Int. J. Dev. Biol. 47: 563 - 571 (2003)

Vol 47, Issue 7-8

Special Issue: Evolution & Development

Evolution of eyes and photoreceptor cell types

Open Access | Published: 1 December 2003

Detlev Arendt

European Molecular Biology Laboratory, Developmental Biology Programme, Heidelberg, Germany. Detlev.Arendt@EMBL-Heidelberg.de

Abstract

The evolution of the eye is a matter of debate ever since Darwin's Origin of Species. While morphological comparisons of eye anatomy and photoreceptor cell types led to the view that animal eyes evolved multiple times independently, the molecular conservation of the pax6 eye-specifying cascade has indicated the contrary - that animal eyes evolved from a common, simple precursor, the proto-eye.
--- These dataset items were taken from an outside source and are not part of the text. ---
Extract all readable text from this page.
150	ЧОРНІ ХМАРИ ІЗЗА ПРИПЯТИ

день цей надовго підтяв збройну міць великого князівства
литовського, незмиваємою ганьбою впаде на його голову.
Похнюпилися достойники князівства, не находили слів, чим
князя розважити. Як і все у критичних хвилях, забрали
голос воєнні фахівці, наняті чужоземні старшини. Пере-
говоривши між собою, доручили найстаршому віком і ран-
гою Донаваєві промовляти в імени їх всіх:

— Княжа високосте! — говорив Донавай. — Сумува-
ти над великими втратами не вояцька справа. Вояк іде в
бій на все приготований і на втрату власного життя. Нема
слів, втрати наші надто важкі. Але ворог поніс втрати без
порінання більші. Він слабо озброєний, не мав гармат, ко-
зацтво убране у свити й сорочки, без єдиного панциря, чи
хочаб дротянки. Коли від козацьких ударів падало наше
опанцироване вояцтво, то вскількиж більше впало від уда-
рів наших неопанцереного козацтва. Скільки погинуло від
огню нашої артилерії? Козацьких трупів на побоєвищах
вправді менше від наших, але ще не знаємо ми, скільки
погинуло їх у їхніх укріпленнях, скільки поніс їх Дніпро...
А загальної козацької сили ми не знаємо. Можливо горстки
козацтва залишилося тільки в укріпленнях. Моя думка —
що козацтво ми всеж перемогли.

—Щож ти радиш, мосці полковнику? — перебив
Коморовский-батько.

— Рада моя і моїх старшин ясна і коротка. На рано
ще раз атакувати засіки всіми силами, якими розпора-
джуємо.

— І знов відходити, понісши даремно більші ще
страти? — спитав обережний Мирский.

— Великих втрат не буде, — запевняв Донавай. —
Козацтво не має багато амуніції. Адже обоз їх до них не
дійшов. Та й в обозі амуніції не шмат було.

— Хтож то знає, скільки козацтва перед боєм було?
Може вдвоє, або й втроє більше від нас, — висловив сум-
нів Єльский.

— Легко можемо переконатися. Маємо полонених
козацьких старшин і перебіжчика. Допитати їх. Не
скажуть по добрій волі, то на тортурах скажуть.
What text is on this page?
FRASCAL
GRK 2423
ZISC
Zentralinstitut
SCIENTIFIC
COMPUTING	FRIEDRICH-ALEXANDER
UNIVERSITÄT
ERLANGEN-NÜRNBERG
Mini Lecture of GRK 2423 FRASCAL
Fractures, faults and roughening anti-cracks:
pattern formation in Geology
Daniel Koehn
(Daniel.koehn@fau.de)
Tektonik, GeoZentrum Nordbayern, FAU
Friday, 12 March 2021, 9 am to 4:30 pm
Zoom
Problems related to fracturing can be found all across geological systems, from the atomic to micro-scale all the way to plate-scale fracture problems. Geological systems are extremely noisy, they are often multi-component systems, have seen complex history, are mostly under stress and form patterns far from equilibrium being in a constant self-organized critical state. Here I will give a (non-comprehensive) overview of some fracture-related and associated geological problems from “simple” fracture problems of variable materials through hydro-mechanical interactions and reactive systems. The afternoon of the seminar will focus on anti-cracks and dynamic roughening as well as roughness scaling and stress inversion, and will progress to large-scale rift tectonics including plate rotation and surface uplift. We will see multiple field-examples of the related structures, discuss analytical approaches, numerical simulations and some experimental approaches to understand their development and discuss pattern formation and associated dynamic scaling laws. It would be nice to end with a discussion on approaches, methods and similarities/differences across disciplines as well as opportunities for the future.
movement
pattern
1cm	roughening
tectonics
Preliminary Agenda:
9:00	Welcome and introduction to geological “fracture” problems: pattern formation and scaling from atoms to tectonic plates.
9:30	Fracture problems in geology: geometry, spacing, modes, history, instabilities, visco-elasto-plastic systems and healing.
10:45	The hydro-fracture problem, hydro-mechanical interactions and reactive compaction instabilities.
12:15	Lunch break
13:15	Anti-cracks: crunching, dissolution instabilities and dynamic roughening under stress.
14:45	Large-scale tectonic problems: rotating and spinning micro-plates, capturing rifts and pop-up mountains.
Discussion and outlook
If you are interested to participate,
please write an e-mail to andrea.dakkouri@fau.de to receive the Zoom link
Morphological and molecular comparative approaches are combined here in a novel Evo-Devo approach, the molecular comparison of cell types ("comparative molecular cell biology"). In the eye, the various types of photoreceptor cells, as well as pigment and lens cells, each require distinct combinations of specifying transcription factors that control their particular differentiation programmes, such as opsin expression in photoreceptors, specific neurotransmitter metabolism, or axonal outgrowth. Comparing the molecular combinatorial codes of cell types of animal extant eyes, their evolutionary histories can be reconstructed. This is exemplified here on the evolution of ciliary and rhabdomeric photoreceptor cells in bilaterian eyes and on the evolution of cell type diversity in the vertebrate retina. I propose that the retinal ganglion, amacrine and horizontal cells are evolutionary sister cell types that evolved from a common rhabdomeric photoreceptor cell precursor.